Rally sponsors said public interest in standardized Common Core testing and the use of test scores to evaluate teachers' job performance has intensified since Cuomo in January proposed toughening evaluations and giving $20,000 bonuses to teachers rated "highly effective."

The governor, in a Newsday op-ed article Monday, wrote that his proposals are essential to shaking up what he described as an "entrenched" public education system.

"Changing our education system leads to disruption and misunderstanding," he said, "but also offers New York the opportunity to grow."

LI at center of 'rebellion'

Organizers of Monday night's event distributed free tickets via the Internet.

"Long Island is going to make history tonight," Ravitch said to raucous applause. She has described Long Island as "the epicenter of the test rebellion."

"Refuse the test," Ravitch said, prompting a standing ovation near the end of her speech. She called the act of opposition the best way to send a message, saying the tests are unacceptable and the preservation of quality public education the "civil-rights issue of our time."

"People are very upset by the governor's reluctance to listen, and his insistence on doing things his own way," said Sean Feeney, president of the Nassau County High School Principals Association and principal of The Wheatley School in Old Westbury.

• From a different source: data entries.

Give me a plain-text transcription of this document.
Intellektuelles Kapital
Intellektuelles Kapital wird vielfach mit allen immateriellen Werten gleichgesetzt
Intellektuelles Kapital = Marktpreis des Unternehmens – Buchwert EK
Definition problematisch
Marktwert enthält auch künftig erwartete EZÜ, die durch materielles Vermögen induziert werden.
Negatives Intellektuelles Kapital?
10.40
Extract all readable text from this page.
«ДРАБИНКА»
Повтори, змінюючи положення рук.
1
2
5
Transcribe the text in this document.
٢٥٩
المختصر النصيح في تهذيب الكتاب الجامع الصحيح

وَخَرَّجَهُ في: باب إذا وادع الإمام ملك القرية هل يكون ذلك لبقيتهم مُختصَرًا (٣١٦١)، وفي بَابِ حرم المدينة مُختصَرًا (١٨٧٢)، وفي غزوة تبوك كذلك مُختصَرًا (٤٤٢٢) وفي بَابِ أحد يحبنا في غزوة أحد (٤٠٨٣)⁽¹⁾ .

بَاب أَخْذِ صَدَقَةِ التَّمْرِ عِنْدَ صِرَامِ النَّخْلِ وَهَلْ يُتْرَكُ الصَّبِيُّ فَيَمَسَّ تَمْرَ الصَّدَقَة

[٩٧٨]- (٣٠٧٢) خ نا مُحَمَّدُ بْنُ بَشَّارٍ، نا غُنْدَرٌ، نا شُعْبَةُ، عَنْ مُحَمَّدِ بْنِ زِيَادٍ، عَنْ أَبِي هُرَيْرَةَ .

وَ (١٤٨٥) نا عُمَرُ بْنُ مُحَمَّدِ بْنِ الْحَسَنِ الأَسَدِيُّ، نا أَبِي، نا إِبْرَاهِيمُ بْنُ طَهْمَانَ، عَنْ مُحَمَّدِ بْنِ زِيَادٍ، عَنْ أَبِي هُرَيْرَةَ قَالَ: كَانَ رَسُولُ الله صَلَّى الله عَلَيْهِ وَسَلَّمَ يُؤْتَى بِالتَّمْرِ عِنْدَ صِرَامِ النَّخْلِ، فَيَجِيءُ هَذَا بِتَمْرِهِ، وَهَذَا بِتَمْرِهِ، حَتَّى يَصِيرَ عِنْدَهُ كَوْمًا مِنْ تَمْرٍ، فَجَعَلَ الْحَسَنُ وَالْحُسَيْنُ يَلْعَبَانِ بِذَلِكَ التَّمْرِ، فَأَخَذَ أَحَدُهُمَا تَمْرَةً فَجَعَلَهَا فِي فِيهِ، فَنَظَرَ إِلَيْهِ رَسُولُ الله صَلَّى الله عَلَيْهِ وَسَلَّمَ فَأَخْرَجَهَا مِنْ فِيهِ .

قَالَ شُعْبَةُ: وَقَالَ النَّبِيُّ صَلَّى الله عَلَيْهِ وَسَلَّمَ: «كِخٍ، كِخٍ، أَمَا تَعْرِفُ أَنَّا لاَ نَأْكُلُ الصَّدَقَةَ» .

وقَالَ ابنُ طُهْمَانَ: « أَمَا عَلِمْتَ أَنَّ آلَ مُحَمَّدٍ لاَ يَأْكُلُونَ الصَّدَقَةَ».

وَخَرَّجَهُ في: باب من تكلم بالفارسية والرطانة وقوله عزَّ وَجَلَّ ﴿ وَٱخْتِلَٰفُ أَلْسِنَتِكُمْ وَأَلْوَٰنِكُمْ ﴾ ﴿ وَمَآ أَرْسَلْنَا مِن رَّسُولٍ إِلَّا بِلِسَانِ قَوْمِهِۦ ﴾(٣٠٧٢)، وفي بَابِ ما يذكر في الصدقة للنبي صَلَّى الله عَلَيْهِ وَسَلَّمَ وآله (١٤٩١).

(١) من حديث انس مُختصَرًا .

Before the event began, Betsy Salemson of East Islip, a retired teacher, explained why she was there.

"I'm a fan of teachers teaching, and not being assessed on state tests," said Salemson, who is director of professional development for the Hofstra University School of Education.

Nanette Melkanian of Port Washington, a mother of three and a former special education teacher, said she was spurred nearly two years ago to help organize a local opt-out group.

"It's a contrived test system, with the purpose of creating fear that our public schools are failing," Melkanian said, adding that she believes the aim is to boost creation of charter schools.

Allison Noonan's 11-year-old, fifth-grade daughter is a special-needs student in the Northport-East Northport schools. She said she will have her daughter opt out of the tests this year.

"The state test for a typically developing student in fifth grade is a nine-hour exam" over three days, Noonan said. "For my daughter who is special needs, it's 18 hours. For me, that's a big issue."

The next round of standardized tests in English is scheduled for April 14-16 and in math for April 22-24.

Last spring, the number of students in grades 3-8 in Nassau and Suffolk counties taking the state English Language Arts test dropped by more than 28,000 from the year before.

The rally is jointly sponsored by New York Principals, a state group opposed to using test results to evaluate professional school workers, and by Allies for Public Education, another statewide umbrella organization that includes parents, teachers and others.

Debate on teacher ratings

One Cuomo proposal would boost the portion of teachers' evaluations that is based on state test scores from 20 percent to as much as 50 percent. The plan would apply to ratings of school principals as well. Teachers and principals with ratings of "ineffective" two years running could lose their jobs.

Union representatives have said any such move would subject teachers to complex numerical ratings that are statistically "unstable," in part because many teachers are being judged on the performance of small sample groups of students -- between 20 and 30 to a class, on average.

The governor and his aides have not directly addressed such criticisms, including some leveled by experts at the American Statistical Association, the world's largest organization of statisticians.

In Cuomo's article on Newsday's Opinion page, the governor acknowledged job evaluation systems are not easy to establish.

"There is no magic formula for the perfect teacher evaluation system," Cuomo wrote. "It is a work in progress that will be refined as time goes on."

Some of the debate over job ratings revolves around the question of whether districts dropped their standards too low in past years while negotiating the details of evaluation procedures with their unions. Such negotiations are required under state law.

More than 98 percent of Long Island teachers and principals rated "highly effective" or "effective" in evaluation figures for the 2013-14 school year released last month, up 1 percent from the year before. The percentage deemed "ineffective" dropped to 0.2 percent, down from 0.4 percent the previous year.